Огорчился, сильно огорчился Павел Рузанов. Сморщился, как от кислого, помотал головой, ответил, вздохнув:

— Не зачем, а отчего. От нервности.

— Следовательно, Маша, сильно зацепила ее.

— Не столько зацепила, сколько вывела из себя наглостью и желанием властвовать над ней. Светлана не хотела ее убивать. Не контролируя себя, она в бешенстве ударила ее пепельницей...

— А потом удушила ее, — добавил Сырцов.

— Это уж от растерянности и ужаса. А как ты все-таки допер?

— По визитам на Машину квартиру после ее смерти. Сначала Логунов, а потом твои идиоты. За окурками. Поначалу в истерике мужу поведала, затем, охолонув и поняв, что это ему не по зубам, тебе.

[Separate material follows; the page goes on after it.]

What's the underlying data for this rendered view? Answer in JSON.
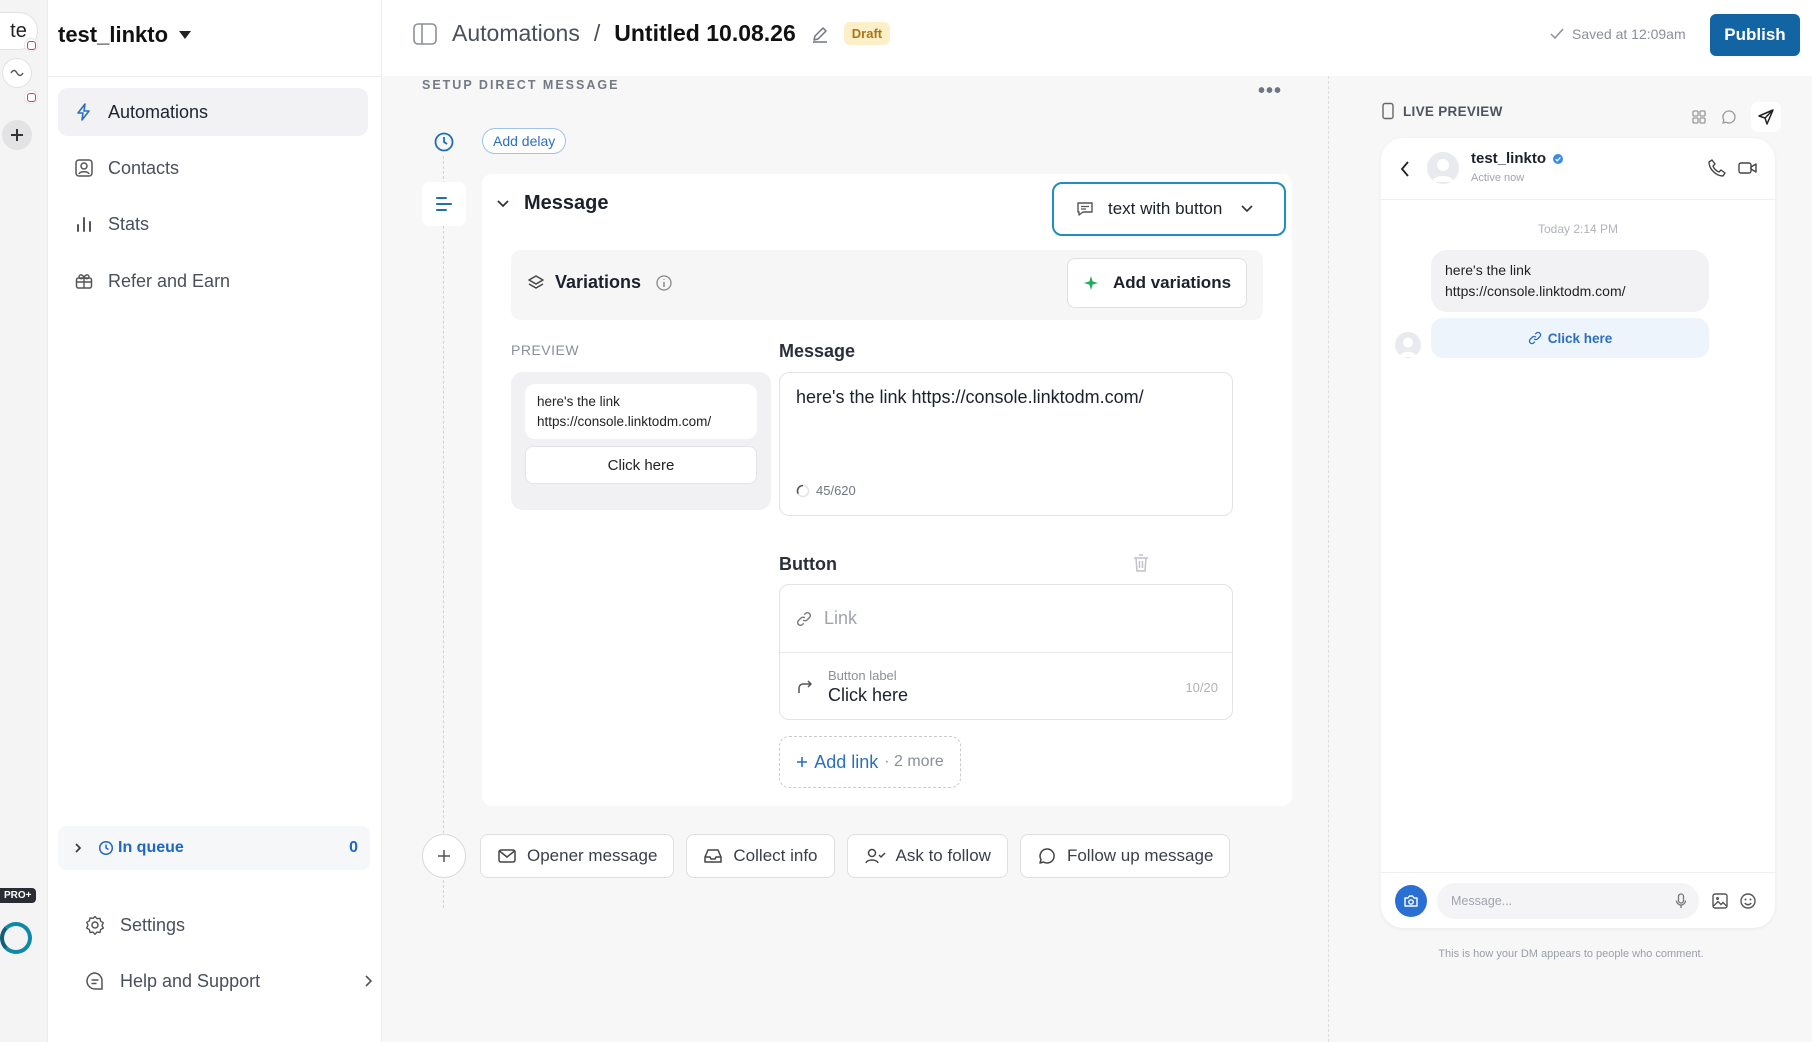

А Светланины окурочки особые: она единственная из всех известных мне дам, кто клыком закусывает фильтр сигареты.

— Мои идиоты — не совсем идиоты: успели-таки эти окурки собрать. Светлане не о чем беспокоиться: Вальки нет, тебя не будет. Да и был бы — все равно не смог доказать.

— Значит, все в порядке у вас, Паша?

— В полном, вонючий мент.

— Так какого черта ты в меня, бездарно рискуя, стрелял?

Рузанов поднялся со скамьи, отошел к пустой стене и, отвернувшись от Сырцова, негромко заговорил о том, что камнем невыговоренных слов лежало у него на сердце, о том, о чем он никому никогда не говорил:

— Я люблю ее. Я люблю Светлану много-много лет. Влюбился просто так, увидел и влюбился, любил без надежды, люблю сейчас с надеждой. Я вытерпел Фурсова, я терпел Вальку, но тебя, козел сопливый, вытерпеть не мог. — Рузанов резко развернулся и договорил, глядя на Сырцова белыми, как бы ослепшими глазами: — Перед тем, как убить, я отрежу тебе член и яйца. Я покажу тебе их, а потом убью.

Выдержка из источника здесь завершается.